На Ларисе Петровне было черное и совершенно прямое платье без всяких украшений и вырезов, за исключением, конечно, необходимых для рук и головы, та удивительная загадка моды, которая поначалу изумляет и смешит непривычного человека, и потом постепенно, в минуты сна или задумчивости вдруг заставляет вспомнить и через «вот ты! поди ж ты!» открывает новую неожиданную прелесть того, что оно, казалось бы, призвано скрывать. И хотя все, что оставалось на виду, снаружи, и особенно милое лицо с мягкими, увлажнявшими кончик сигареты губами, могло бы, наверное, взволновать и при любом другом платье, такой вариант сразу откидывался, нёт-нет! и пусть все обязательно останется как есть, нетронуто. Под защитой этой обязательной нетронутости они оба дружески разговаривали и курили, и Герман Тимофеев мог с увлечением рассказывать обо всех своих Педагогических открытиях, а Лариса Петровна могла бесстрашно его слушать.

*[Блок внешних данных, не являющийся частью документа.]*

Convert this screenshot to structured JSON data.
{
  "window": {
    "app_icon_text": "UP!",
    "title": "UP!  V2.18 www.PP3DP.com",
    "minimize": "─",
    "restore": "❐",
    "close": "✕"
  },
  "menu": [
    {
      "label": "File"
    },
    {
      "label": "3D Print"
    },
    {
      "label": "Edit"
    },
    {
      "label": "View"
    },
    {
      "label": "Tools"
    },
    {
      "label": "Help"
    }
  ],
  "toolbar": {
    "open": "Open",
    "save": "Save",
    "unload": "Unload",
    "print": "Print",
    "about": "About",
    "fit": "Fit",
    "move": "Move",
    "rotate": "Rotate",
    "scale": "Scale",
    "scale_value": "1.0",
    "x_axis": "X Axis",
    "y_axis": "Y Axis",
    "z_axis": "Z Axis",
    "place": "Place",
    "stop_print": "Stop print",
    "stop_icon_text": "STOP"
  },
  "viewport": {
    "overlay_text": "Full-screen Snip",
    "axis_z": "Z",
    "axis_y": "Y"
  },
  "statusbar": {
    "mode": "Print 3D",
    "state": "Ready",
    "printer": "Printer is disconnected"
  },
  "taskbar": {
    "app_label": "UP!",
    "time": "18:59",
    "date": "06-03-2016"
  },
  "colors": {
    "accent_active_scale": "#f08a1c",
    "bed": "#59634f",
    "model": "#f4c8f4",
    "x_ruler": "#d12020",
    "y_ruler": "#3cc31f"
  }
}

— Может показаться, — говорил Герман Тимофеев, — что то постоянное упрощение, то есть заведомая ложь, которую мы обрушиваем на учеников в школе из страха остаться непонятыми, что эта ложь ничуть не ужасна, не страшна, не может изуродовать их души, потому что она и не ложь вовсе, а необходимый и временный отказ от сложности, и никто не закрывает им в дальнейшем самостоятельного пути к этой сложности, и ради бога — все будут только рады. Но это же игрушечные софизмы, это жалкое оправдание нашего бессилия, нелепая надежда, что можно прожить всю жизнь чуть-чуть беременной. Самая маленькая или очевидная ложь страшна, конечно, не тем, что она кого-то обманет и надолго ослепит — наоборот! Она страшна своей легкой опровержимостью, она как соблазн и приманка для неопытного и жадного мозга, она тоненькая, она манит попробовать на себе неокрепшую силу, и когда этот юный мозг кидается на нее, побеждает и видит, что она ложь, то здесь, посреди торжества самостоятельной победы, никакие уговоры не удержат его от убеждения на всю жизнь, что все, что наоборот этой лжи, то истина! И никогда вы не убедите его, что ложь вообще не может быть противоположна истине, что противоположна лжи может быть только другая ложь, а истине противоположно заблуждение.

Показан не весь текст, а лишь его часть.